Firefighters and residents battled a massive forest fire on Greece’s second-largest island for a seventh day Monday, fighting to save what they can from flames that have decimated vast tracts of pristine forest, destroyed homes and businesses and sent thousands fleeing.
The smoke and ash from the fire on Evia, a rugged island of forests and coves almost touching the Greek mainland, blocked out the sun, turning the sky orange as the blaze rampaged across the northern part of the island.
Evia’s fire is the most severe of dozens that have broken out across Greece in the past week, after the country was baked by its worst heat wave in three decades which sent temperatures soaring to 45 degrees Celsius (113 Fahrenheit) for days.
The heat, coming amid what has already been a particularly hot summer, has turned Greece’s forests, including large areas of easily flammable pine trees, into bone-dry tinderboxes. Other big fires have been burning forests and farmland in the southern Greek region of the Peloponnese, while a major blaze that burned through homes, businesses and forests on the northern fringes of Athens was on the wane.
The wildfires have stretched Greece’s firefighting capabilities to the limit, and the government has appealed for help from abroad. More than 20 countries in Europe and the Mideast have responded, sending planes, helicopters, vehicles and manpower. But many residents and local officials have complained of a lack of firefighters, and some have taken to calling in to Greek television networks to appeal for help, particularly from water-dropping planes and helicopters.

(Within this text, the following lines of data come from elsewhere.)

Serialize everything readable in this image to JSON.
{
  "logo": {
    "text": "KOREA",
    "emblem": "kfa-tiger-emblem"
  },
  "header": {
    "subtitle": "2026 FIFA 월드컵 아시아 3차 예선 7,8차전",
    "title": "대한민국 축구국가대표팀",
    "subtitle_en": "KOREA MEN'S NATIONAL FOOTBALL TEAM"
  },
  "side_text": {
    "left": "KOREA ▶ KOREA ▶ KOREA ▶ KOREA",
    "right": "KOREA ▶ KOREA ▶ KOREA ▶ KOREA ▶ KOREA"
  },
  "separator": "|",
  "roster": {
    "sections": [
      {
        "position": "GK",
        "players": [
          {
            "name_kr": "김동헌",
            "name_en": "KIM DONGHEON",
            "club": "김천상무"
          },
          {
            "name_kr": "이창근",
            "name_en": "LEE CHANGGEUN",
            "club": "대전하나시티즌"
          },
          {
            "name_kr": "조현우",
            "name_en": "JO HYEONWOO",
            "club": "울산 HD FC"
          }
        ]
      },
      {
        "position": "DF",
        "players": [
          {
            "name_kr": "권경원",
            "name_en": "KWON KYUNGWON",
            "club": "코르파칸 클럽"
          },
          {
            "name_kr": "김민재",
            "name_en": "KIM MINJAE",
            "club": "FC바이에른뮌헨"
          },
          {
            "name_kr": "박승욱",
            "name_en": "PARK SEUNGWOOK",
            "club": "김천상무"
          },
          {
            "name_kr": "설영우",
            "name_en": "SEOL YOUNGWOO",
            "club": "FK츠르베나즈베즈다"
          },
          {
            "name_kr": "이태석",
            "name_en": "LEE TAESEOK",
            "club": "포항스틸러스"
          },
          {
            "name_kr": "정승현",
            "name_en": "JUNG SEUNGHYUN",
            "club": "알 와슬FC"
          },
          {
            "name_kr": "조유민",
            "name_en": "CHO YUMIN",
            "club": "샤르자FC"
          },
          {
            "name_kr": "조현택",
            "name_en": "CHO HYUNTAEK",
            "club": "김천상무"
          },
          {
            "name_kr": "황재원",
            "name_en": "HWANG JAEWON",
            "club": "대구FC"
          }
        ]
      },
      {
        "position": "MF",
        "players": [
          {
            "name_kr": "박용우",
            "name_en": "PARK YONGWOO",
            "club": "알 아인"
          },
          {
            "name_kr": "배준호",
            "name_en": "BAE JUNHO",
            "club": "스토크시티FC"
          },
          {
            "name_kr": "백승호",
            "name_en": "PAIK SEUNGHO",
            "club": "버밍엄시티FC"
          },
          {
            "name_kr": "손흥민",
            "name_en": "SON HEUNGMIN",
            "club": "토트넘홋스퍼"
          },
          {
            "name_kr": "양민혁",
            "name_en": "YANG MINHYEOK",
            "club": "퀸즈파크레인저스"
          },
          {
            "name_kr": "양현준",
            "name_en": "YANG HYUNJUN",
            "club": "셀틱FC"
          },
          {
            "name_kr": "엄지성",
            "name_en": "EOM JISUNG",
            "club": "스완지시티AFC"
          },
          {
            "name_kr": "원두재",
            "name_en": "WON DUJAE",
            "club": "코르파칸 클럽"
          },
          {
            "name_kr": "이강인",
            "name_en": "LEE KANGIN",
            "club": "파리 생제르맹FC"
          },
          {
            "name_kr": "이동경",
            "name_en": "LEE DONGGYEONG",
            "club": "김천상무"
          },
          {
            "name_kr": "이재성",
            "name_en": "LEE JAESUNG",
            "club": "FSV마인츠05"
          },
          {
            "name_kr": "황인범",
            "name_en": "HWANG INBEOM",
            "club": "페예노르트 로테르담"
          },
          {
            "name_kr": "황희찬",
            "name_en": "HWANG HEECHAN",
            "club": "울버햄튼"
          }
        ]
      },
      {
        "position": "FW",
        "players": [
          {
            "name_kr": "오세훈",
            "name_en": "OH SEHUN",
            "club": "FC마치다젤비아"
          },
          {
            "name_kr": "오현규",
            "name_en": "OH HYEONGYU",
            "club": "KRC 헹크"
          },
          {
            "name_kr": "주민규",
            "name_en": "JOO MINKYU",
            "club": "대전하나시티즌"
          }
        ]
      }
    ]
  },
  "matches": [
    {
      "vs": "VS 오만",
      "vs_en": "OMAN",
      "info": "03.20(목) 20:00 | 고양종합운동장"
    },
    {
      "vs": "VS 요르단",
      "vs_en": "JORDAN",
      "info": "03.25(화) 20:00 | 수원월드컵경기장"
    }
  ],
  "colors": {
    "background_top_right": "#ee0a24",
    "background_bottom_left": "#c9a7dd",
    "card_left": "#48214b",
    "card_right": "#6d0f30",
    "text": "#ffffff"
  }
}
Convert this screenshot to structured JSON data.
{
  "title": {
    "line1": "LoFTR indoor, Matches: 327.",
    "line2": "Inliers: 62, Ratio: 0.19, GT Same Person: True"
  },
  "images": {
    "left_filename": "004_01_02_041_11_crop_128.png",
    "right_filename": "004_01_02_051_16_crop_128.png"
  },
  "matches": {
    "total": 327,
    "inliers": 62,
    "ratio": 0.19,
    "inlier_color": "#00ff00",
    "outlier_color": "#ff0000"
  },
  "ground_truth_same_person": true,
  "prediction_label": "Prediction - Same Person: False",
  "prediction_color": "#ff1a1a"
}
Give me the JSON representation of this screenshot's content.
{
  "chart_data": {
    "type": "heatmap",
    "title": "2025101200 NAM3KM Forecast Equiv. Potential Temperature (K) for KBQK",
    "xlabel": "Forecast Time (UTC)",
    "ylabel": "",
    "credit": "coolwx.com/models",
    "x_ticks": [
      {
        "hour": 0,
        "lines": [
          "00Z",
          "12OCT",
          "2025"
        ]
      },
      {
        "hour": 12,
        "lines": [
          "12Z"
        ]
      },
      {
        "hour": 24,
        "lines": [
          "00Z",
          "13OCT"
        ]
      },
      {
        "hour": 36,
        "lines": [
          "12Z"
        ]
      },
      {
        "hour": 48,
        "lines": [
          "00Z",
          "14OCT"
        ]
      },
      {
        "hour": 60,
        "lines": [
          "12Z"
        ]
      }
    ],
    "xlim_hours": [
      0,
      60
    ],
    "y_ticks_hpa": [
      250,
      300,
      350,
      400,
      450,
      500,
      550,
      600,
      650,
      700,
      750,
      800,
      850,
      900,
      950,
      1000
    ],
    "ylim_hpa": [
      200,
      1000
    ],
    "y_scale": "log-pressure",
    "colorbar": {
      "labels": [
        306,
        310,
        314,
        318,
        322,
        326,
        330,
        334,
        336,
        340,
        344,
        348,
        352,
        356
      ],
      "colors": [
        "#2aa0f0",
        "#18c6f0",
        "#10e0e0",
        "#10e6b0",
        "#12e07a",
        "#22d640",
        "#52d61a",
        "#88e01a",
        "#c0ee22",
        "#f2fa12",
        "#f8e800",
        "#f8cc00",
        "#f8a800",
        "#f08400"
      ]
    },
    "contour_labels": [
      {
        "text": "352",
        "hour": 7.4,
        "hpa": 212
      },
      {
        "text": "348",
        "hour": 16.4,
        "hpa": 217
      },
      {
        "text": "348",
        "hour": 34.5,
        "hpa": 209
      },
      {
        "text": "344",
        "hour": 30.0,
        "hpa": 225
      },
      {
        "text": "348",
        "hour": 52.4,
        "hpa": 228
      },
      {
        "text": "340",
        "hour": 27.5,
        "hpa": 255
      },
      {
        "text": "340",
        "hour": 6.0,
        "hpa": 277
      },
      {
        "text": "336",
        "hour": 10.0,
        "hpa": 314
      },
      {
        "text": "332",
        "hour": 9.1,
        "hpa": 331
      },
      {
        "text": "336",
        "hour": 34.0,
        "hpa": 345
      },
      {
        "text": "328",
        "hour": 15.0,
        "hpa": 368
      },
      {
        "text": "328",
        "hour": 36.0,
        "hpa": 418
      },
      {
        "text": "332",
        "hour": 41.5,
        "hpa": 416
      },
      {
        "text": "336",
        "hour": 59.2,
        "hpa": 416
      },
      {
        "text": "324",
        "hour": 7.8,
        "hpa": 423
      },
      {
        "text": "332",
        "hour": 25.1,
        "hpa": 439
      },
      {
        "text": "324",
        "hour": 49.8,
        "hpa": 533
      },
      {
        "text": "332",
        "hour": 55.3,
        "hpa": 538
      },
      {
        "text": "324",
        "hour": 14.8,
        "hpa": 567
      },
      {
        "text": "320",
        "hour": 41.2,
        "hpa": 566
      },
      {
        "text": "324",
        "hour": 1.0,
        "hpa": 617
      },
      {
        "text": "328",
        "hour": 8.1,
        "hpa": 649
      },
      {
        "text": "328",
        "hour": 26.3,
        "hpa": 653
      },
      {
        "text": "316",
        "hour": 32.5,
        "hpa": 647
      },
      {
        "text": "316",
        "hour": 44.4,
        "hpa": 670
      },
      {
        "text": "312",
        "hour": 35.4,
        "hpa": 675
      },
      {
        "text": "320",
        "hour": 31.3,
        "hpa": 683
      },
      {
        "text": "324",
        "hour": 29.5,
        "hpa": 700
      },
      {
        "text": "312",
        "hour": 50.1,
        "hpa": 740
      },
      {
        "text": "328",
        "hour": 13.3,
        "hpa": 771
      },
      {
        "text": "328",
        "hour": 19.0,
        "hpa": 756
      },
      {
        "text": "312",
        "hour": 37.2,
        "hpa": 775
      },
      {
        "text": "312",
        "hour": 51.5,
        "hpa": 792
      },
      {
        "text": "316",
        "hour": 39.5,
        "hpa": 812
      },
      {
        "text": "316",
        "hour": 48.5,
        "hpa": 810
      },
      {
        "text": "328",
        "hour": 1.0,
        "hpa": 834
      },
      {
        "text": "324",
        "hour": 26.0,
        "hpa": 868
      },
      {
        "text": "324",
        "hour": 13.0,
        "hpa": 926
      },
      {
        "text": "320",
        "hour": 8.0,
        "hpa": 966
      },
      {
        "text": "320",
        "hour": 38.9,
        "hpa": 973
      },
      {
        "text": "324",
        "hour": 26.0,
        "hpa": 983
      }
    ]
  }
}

"We were completely forsaken. There were no fire brigades, there were no vehicles, nothing!” said David Angelou, who had been on Evia in the seaside village of Pefki and left the island by ferry to the mainland harbor of Arkitsa Sunday night. "You could feel the enormous heat, there was also a lot of smoke. You could see the sun, a red ball, and then, nothing else around,” he said.
Greece’s Civil Protection chief, Nikos Hardalias, has stressed that firefighters have been doing everything they can. On Sunday, a small firefighting plane crashed on the western Greek island of Zakinthos while fighting a smaller fire there.
Massive fires have also raged for more than 10 days in neighboring Turkey, where firefighters were still trying to extinguish blazes in five locations in the coastal province of Mugla, in the country’s southwest.
"The situation is improving,” Agriculture and Forestry Minister Bekir Pakdemirli said late on Sunday. "It is too soon to say the fires are under control, but we are reaching that point.”
On Evia overnight, residents and firefighters managed to save most of the village of Pefki, on the island’s northern tip, where fast-moving flames entered the outskirts Saturday evening and destroyed at least one home.
A ferry that had been sent to Pefki to potentially evacuate people by sea turned into a temporary shelter for those residents of that and other nearby villages who didn’t have the means to flee toward north Evia’s main harbor of Aidipsos, or who wanted to remain near their homes so they could return and check on them whenever it was safe to do so.
Monday morning found dozens of local residents, many with their pets, sleeping on chairs on the ferry, or on the lounge chairs of Pefki’s pebble beach. Most of the surrounding villages had been left without power and running water due to the fire.